Bundesinnenministerin Nancy Faeser (SPD) betont, sie sei sich mit ihren Kollegen in den Bundesländern einig, dass in der Abwägung zwischen innerer Sicherheit und dem Bleibeinteresse des Ausreisepflichtigen die Sicherheitsinteressen Deutschlands Vorrang haben müssten. Allerdings müsse jede praktische Möglichkeit, in Länder wie Afghanistan oder Syrien abzuschieben, letztlich auch vor Gericht Bestand haben.

Der nordrhein-westfälische Ministerpräsident Hendrik Wüst hat die politische Mitte aufgefordert, Konsequenzen zu ziehen. "Die Menschen schauen, was wir tun, was wir als Vertreter der politischen Mitte jetzt tun", sagte der CDU-Politiker. "Tun wir nichts, versuchen wir uns schon bei der Beschreibung des Sachverhalts in die Ecke zu mogeln, um ja nicht unangenehme Antworten geben zu müssen, dann werden andere diese Antworten versuchen zu geben." Er fügte hinzu: "Scheinantworten mit großer Wahrscheinlichkeit."

Außenministerin Annalena Baerbock sagte in Berlin mit Blick auf mögliche Abschiebungen nach Afghanistan: "In diesem speziellen Fall prüft das Innenministerium seit geraumer Zeit. Das ist alles andere als trivial, denn um zentrale rechtsstaatliche und vor allem Sicherheitsfragen kommt man dabei nicht herum."

Die Grünen-Politikerin erklärte: "Natürlich haben wir ein Interesse, dass Täter, die massive Straftaten begangen haben, beschleunigt zurückgeführt werden", sagte Baerbock. Deswegen habe man die Regeln schon verschärft. Zugleich fragte sie aber: "Wie will man mit einem islamistischen Terrorregime zusammenarbeiten, mit dem wir gar keine Beziehungen haben?
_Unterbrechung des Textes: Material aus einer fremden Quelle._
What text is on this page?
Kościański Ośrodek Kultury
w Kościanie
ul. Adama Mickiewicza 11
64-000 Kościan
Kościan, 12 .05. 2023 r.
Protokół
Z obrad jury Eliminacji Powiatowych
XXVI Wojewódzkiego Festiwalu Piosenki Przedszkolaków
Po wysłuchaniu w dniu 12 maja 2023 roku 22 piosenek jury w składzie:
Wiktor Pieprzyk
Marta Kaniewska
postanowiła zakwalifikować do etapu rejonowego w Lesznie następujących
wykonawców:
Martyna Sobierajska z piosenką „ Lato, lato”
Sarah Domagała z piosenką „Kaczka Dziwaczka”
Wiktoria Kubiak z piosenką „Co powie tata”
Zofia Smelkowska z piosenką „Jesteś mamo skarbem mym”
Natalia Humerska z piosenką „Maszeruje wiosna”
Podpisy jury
Und wie schließen wir aus, dass von dort aus dann nicht der nächste Terroranschlag geplant wird?" Baerbock verwies zugleich darauf, dass Deutschland wie die europäischen Partner keine Botschaft in Afghanistan habe.

Ende April lebten laut Ausländerzentralregister 13.396 ausreisepflichtige Afghanen in Deutschland, allerdings besaßen von 11 666 von ihnen eine sogenannte Duldung, konnten also kurzfristig nicht abgeschoben werden, etwa weil Papiere fehlten oder aus gesundheitlichen Gründen. Unter den 10.026 Syrern, die in dem Register als ausreisepflichtig gespeichert waren, waren 8914 Geduldete. Die Ampel-Koalition hat zwar erst kürzlich eine Gesetzesverschärfung beschlossen, die Abschiebungen von Straftätern und Gefährdern erleichtern soll.

Im Fall des Angreifers von Mannheim greift diese Reform jedoch nicht: Erstens, weil nach Afghanistan aktuell nicht abgeschoben wird, zweitens weil der junge Mann aus Herat vor der Tat weder der Polizei noch den Nachrichtendiensten bekannt war, und drittens weil er nicht ausreisepflichtig war, sondern eine noch zwei Jahre gültige, befristete Aufenthaltserlaubnis hatte.

Er war 2013 als Teenager ohne seine Eltern eingereist, sein Asylantrag wurde 2014 abgelehnt. Wegen eines Abschiebungsverbots, das wohl wegen seines jugendlichen Alters verhängt wurde, durfte er dennoch bleiben. Seine aktuelle Aufenthaltserlaubnis hängt mit den Familienverhältnissen des jungen Mannes zusammen, der mit seiner deutschen Ehefrau Kinder hat.

Nach der Tat geht es in seinem Fall wohl auch kaum um eine Ad-hoc-Abschiebung. CSU-Landesgruppenchef Alexander Dobrindt machte am Dienstag deutlich, dass bei allem Drängen der Union auf striktere Abschiebungen der Täter seine Strafe zunächst in Deutschland verbüßen müsse.

Die Taliban hatten in den vergangenen Monaten dazu aufgerufen, afghanische Flüchtlinge nicht gegen ihren Willen abzuschieben, äußerten jedoch gleichzeitig Bereitschaft, Rückkehrer aufzunehmen. Dazu, ob abgeschobenen Straftätern in Afghanistan grundsätzlich ebenfalls eine Haftstrafe droht, haben sich die Machthaber in Kabul bisher nicht offiziell geäußert.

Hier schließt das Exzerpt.